The climax was reached when Lorenzo the Magnificent succeeded Cosimo in 1469. He so altered the constitution of Florence that it became a republic only in name. A few years later he seized control of the public purse and hypnotized the political judgment of his subjects. Lorenzo was the Pericles of the Italian Renaissance. The energies and interest of the Florentine burghers were focused around his personality, and he it was that directed their efforts. As had been the case with Pericles, the great glory of Lorenzo was the unfailing tact which never interfered with the perfect freedom of action of the varied natures with which he surrounded himself—the skill with which he persuaded them that their intellectual interests were his own. His Court was frequented by a brilliant band of scholars, and any youth of ability was assured of patronage.

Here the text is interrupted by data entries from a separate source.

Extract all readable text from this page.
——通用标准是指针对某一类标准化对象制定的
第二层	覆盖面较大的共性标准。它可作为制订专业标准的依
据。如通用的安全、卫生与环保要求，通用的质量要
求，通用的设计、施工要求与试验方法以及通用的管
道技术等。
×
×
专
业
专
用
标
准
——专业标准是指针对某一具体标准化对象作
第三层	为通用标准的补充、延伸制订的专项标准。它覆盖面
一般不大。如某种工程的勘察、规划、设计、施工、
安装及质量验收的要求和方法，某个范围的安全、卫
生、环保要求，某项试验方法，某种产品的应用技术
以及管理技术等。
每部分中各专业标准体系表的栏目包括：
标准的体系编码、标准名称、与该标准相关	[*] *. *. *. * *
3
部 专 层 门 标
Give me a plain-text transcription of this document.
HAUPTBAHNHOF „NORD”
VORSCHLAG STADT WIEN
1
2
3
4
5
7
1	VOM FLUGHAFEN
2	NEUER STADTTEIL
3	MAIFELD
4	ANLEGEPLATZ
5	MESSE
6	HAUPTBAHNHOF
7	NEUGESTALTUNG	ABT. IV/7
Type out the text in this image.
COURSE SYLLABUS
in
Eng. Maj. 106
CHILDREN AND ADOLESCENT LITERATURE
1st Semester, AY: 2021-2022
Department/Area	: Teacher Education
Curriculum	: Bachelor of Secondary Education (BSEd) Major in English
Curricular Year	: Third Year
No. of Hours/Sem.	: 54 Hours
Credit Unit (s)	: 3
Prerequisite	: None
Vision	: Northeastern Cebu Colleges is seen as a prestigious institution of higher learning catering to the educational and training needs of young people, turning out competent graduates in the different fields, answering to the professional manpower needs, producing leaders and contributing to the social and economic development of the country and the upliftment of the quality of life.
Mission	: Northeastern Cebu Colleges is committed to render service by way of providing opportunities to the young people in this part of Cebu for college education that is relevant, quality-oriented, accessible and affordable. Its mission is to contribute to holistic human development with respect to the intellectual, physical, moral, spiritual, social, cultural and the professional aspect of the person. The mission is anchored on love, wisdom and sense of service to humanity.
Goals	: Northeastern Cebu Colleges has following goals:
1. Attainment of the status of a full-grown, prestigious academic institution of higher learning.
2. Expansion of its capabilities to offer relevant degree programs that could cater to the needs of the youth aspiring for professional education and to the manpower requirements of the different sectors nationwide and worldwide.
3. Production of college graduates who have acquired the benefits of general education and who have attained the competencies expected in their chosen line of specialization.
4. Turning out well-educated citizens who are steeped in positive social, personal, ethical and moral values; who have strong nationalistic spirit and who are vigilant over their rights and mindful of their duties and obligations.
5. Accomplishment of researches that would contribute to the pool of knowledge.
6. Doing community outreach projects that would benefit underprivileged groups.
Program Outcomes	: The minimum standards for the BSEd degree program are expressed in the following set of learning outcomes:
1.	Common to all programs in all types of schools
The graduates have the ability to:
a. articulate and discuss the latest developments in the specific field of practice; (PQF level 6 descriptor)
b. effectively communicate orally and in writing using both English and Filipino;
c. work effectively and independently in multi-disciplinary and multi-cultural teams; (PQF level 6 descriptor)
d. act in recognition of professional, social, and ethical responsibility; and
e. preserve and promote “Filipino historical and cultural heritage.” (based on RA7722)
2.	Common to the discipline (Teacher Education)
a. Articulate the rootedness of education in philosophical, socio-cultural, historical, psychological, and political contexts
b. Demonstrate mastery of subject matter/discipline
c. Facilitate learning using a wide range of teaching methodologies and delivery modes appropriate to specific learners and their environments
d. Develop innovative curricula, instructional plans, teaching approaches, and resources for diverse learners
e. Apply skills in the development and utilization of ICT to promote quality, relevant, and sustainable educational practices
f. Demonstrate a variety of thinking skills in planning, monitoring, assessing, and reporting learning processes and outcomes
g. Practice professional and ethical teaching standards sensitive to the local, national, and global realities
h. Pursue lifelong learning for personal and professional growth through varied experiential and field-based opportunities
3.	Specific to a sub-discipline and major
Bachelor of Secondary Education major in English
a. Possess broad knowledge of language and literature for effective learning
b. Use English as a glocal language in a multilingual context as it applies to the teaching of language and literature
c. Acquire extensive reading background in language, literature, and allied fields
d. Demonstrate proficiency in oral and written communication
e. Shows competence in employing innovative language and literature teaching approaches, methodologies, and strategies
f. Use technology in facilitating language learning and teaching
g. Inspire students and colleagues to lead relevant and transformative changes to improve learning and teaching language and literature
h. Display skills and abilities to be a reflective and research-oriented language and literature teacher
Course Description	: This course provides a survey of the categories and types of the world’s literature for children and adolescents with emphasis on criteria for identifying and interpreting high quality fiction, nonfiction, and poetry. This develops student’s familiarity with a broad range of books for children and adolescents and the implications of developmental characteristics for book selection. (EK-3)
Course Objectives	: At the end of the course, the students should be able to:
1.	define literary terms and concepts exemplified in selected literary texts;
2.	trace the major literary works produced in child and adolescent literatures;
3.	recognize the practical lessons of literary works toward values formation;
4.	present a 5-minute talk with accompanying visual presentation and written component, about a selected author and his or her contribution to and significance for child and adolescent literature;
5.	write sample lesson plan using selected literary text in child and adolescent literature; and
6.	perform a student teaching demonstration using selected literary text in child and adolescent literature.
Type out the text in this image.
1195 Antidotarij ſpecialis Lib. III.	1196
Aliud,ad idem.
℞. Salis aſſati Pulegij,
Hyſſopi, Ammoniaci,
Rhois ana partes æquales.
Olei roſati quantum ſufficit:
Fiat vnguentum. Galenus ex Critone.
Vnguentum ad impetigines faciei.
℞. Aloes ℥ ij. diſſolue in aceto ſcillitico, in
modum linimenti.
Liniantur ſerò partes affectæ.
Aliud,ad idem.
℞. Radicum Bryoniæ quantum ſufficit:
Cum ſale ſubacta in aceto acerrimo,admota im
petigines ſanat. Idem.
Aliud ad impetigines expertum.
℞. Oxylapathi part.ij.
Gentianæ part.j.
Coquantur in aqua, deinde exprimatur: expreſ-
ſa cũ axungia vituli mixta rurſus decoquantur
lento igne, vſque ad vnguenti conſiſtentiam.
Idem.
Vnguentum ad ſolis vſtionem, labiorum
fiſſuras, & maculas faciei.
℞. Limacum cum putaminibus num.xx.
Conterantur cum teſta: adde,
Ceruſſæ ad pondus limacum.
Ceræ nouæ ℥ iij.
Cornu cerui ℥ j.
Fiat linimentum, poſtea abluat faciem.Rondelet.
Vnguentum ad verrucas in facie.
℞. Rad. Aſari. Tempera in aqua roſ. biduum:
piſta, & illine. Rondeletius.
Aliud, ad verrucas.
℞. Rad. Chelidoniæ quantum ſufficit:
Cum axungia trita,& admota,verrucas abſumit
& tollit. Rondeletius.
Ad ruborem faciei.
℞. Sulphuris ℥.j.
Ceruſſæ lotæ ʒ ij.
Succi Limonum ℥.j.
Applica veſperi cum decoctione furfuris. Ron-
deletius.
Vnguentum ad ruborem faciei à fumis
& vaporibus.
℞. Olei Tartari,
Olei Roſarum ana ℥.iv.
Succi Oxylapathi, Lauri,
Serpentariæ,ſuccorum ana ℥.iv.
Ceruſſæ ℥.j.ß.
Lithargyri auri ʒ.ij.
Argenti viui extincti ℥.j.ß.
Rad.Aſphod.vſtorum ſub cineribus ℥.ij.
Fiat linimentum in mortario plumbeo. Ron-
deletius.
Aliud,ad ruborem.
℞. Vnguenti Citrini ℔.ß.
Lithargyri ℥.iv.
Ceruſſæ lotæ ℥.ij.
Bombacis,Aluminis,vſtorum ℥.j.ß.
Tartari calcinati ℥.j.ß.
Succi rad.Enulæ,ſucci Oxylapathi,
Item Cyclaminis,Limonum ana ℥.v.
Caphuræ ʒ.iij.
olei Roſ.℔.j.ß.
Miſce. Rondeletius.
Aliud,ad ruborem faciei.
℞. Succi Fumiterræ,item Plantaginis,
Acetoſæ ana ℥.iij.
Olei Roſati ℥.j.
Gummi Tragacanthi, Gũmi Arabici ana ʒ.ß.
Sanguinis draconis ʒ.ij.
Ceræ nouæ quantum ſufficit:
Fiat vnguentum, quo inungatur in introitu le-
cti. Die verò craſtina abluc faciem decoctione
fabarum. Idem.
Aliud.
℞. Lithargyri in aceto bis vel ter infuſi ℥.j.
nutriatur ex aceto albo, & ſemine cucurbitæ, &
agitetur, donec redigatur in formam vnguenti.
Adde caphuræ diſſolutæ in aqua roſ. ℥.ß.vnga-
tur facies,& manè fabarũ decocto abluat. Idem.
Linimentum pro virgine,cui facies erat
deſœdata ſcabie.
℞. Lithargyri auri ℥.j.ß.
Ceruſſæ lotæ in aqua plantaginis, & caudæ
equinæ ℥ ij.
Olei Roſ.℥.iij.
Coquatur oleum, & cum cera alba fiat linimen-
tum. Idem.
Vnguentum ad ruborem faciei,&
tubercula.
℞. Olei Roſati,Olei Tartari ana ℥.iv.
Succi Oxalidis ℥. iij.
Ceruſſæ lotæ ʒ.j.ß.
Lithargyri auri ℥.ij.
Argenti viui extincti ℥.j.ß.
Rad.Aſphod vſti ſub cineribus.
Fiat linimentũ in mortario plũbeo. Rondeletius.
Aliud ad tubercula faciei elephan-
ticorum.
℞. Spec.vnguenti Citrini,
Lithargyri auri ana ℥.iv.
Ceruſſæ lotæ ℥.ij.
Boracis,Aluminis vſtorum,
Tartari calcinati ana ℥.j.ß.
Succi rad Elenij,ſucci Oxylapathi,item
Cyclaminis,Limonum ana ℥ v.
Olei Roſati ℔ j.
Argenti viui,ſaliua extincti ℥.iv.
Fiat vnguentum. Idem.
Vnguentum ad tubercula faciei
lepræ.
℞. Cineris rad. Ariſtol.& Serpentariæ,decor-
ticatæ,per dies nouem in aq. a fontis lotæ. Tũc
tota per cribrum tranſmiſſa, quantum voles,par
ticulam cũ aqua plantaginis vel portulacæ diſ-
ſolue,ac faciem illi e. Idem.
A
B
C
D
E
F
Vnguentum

What was even more important, the young painters or sculptors were brought into daily contact with the men and women who were moulding public opinion and shaping history. Artists who had lived for a few years in the Court of “the Magnificent” were far more than craftsmen. They were cultivated men of the world, abreast of all the practical knowledge of their time. It was among men like these that the sculptor was found, able to give vital expression to even the manifold energies of the Italian Renaissance.